A recent Slate article recalled a patient who baffled doctors in Springfield, Massachusetts, in 2009, until a doctor named Eric Churchill cracked the case:

The middle-aged man had shown up with bleeding gums, unexplained swelling, bruises, and fatigue. His team of internists suspected a skin infection, but every bacterial test came up negative. They were stumped until, Churchill recalls, “someone eventually thought to ask about this person's diet.”

It turned out that the man had subsisted on nothing but white bread and cheese for years, and his low vitamin C levels were consistent with scurvy—“the same scurvy made famous by pirates and British sailors from the 1700s,” according to Slate.

Indeed, those seafaring men often went without fruits and vegetables for long stretches in between ports of call. But, in large numbers, contemporary landlubbers are going without produce, too. Last summer, the CDC reported that 76 percent of Americans eat too little fruit, and 87 percent consume too few vegetables.
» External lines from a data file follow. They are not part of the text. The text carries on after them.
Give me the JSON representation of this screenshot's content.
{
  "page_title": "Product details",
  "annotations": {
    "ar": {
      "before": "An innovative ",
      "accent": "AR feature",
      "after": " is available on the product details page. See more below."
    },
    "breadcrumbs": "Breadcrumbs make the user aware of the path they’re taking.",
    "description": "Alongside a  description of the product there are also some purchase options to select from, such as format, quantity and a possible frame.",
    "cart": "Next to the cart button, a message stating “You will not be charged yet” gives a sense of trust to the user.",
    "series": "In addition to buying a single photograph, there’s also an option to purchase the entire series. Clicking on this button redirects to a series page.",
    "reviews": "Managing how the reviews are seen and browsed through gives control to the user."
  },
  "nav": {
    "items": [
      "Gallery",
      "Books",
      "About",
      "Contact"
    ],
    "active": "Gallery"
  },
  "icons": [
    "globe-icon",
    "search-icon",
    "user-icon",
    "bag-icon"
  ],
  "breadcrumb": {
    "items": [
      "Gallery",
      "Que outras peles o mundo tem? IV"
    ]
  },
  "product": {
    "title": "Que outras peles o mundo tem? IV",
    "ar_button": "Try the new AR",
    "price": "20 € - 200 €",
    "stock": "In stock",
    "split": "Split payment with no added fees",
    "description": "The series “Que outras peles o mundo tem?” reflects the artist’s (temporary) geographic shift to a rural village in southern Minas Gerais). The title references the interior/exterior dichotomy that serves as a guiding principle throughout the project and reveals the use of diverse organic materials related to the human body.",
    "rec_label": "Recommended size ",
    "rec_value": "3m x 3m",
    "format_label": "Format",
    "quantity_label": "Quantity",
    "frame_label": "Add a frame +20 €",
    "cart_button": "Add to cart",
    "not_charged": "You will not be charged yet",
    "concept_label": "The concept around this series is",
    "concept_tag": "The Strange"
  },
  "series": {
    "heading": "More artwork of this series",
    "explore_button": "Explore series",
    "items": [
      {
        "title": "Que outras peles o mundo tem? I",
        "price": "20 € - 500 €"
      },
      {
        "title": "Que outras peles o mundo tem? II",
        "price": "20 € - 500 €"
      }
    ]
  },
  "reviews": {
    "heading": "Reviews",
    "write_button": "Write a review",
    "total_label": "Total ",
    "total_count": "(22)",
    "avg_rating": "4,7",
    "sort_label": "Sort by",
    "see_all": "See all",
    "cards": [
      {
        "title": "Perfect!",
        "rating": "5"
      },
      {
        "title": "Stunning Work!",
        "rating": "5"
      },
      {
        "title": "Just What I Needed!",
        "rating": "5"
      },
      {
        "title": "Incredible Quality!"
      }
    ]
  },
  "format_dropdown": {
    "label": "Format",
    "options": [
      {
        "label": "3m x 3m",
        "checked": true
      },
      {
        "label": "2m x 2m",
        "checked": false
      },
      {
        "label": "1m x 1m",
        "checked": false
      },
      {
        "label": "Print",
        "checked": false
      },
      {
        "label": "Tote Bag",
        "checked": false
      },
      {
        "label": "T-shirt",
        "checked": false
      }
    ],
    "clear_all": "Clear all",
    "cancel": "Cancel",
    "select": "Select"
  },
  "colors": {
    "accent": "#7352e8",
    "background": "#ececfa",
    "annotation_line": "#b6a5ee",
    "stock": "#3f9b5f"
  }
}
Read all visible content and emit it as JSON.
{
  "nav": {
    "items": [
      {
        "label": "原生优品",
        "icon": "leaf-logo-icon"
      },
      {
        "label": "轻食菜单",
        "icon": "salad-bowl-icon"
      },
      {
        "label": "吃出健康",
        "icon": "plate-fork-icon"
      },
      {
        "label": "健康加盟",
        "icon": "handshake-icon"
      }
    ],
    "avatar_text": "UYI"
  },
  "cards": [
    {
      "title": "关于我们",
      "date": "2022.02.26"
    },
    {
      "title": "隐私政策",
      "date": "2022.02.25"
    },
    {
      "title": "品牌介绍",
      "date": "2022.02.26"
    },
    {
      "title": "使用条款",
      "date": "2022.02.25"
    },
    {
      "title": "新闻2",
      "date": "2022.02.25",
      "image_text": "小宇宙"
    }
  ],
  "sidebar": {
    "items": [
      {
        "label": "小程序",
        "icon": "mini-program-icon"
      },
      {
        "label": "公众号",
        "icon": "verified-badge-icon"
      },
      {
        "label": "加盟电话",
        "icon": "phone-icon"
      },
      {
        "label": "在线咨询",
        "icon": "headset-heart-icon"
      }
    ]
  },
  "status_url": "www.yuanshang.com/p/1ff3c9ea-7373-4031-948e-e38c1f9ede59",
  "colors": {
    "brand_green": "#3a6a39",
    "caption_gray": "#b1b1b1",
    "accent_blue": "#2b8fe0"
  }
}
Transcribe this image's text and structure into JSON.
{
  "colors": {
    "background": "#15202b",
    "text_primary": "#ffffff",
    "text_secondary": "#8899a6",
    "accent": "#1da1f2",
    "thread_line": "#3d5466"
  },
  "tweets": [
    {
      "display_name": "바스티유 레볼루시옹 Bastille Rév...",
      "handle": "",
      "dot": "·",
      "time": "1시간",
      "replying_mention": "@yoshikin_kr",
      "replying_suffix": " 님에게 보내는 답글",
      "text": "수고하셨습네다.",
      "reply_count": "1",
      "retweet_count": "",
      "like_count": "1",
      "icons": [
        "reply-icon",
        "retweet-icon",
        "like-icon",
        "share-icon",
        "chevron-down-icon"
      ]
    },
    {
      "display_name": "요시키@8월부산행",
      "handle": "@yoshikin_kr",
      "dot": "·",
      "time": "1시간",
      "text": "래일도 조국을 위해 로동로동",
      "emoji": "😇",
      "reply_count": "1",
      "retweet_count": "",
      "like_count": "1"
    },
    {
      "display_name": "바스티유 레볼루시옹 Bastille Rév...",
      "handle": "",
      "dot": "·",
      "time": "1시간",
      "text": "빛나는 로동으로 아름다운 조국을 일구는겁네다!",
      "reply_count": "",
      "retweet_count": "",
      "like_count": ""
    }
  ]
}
According to the USDA, 14 percent of U.S. households were food-insecure at some point during 2014, meaning that they struggled to obtain varied, nutritious food for all members of a family.

These dietary problems are translating to a resurgence of a handful of preventable diseases. In the U.K., for instance, about 3 million people are malnourished, and malnutrition-related hospitalizations spiked by more than 50 percent between 2010 and 2015. Between 2014-2015, more than 100,000 patients were hospitalized with gout, another disease that’s associated with poor nutrition habits, the Telegraph reported. Gout—typically related to a buildup of uric acid due to over-consuming alcohol and rich foods—is a problem in the U.S., as well. A study published in the journal Arthritis & Rheumatism found that the prevalence of gout in the U.S. has steadily risen over the past two decades, affecting more than 8 million Americans in 2011.